La abracé en la escalera hasta que la oscuridad se hizo compacta y los aspersores se hubieron acostado. Hasta que la autopista quedó reducida a un susurro.
Más tarde, sentado a la mesa de la cocina, cuando Annie por fin dormía en nuestra cama en la habitación que daba al jardín, yo estaba de vuelta en la casilla de salida. Sin tristeza. Sin nada excepto la añoranza de ir lejos, salir fuera, seguir adelante. Nada excepto la comprensión de que, aunque las mentiras sean falsas, el auténtico enemigo es la verdad.
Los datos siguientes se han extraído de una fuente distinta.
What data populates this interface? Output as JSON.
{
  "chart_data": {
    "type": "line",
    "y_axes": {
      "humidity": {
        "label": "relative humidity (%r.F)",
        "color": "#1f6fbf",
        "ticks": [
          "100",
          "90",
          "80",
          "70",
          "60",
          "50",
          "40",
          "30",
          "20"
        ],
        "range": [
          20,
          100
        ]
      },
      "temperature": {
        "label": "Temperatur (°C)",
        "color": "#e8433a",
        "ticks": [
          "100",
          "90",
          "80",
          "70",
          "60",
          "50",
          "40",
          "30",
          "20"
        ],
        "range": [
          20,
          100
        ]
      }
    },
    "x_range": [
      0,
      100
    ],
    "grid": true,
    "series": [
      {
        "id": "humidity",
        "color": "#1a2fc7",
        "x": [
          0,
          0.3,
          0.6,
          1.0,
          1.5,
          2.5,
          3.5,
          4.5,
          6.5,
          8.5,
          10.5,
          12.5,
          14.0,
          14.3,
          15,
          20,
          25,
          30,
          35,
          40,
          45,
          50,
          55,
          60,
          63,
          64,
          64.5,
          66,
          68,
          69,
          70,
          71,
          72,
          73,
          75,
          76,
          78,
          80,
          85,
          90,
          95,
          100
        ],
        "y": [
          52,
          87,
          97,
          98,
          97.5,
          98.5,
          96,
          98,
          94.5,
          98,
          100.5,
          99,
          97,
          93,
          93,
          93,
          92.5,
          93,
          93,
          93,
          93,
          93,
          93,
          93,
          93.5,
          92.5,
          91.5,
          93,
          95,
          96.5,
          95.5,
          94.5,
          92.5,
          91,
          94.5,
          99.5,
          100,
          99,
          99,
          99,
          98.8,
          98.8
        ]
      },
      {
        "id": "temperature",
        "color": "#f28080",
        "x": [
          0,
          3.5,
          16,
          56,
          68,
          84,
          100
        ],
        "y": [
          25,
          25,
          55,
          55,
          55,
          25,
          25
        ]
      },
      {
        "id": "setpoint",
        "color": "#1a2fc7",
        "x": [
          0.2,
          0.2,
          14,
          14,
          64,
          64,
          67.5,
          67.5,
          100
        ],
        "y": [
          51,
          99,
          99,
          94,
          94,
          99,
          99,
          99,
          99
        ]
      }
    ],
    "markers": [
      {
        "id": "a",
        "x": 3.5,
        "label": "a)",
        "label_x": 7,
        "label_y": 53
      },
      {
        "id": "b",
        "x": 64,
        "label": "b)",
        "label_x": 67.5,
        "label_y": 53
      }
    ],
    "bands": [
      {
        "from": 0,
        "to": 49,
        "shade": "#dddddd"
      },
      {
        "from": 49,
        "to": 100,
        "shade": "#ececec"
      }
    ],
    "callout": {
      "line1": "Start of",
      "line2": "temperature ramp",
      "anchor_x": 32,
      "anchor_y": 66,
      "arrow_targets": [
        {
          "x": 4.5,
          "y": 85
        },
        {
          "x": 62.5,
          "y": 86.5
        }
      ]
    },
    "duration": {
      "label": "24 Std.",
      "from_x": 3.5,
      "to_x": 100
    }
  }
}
Me despiertan al amanecer y estamos sentados en el Toyota otra vez antes de que haya tenido tiempo de quitarme el sueño de los ojos, antes de que los sueños de montañas se vean sustituidos por montañas reales. Conducimos en silencio por los valles de color naranja, por grava y arena, un invierno tempranero sin nieve. Esta guerra ha terminado. La política es lo único que retrasa la victoria de David contra Goliat. Una pequeña victoria en la eterna búsqueda del statu quo. Mi tiempo aquí se acerca a su final y he pedido que me sustituya alguien que hable persa, pastún. Pero mis deseos son susurros al viento. Nadie recuerda qué lenguas se hablan en Afganistán una vez cazado el dragón rojo. Hemos llegado adónde queríamos, nuestro objetivo está cumplido.
A lo mejor me recompensarán en Washington por mi valioso trabajo en el campo de batalla. El futuro me asusta tanto como el pasado. Un trabajo de despacho a la espera de que todo vuelva a empezar. Noches solitarias en el bungaló con el eco casi imperceptible de los pasos de Annie sobre la gruesa moqueta. Conversaciones corteses por teléfono que terminan en lágrimas. Explicaciones que no tengo. La conciencia de que he perdido dos familias, dos hijos. Los recuerdos de humo y sirenas. La tristeza y luego el cansancio. La monótona espera de la próxima oportunidad de olvidar, de desaparecer en un ahora que no tenga contexto.
Al otro lado de la ventanilla del coche, las montañas son reemplazadas por montañas, la tierra por más grava. Nos movemos hacia delante, pero seguimos estando en el mismo sitio.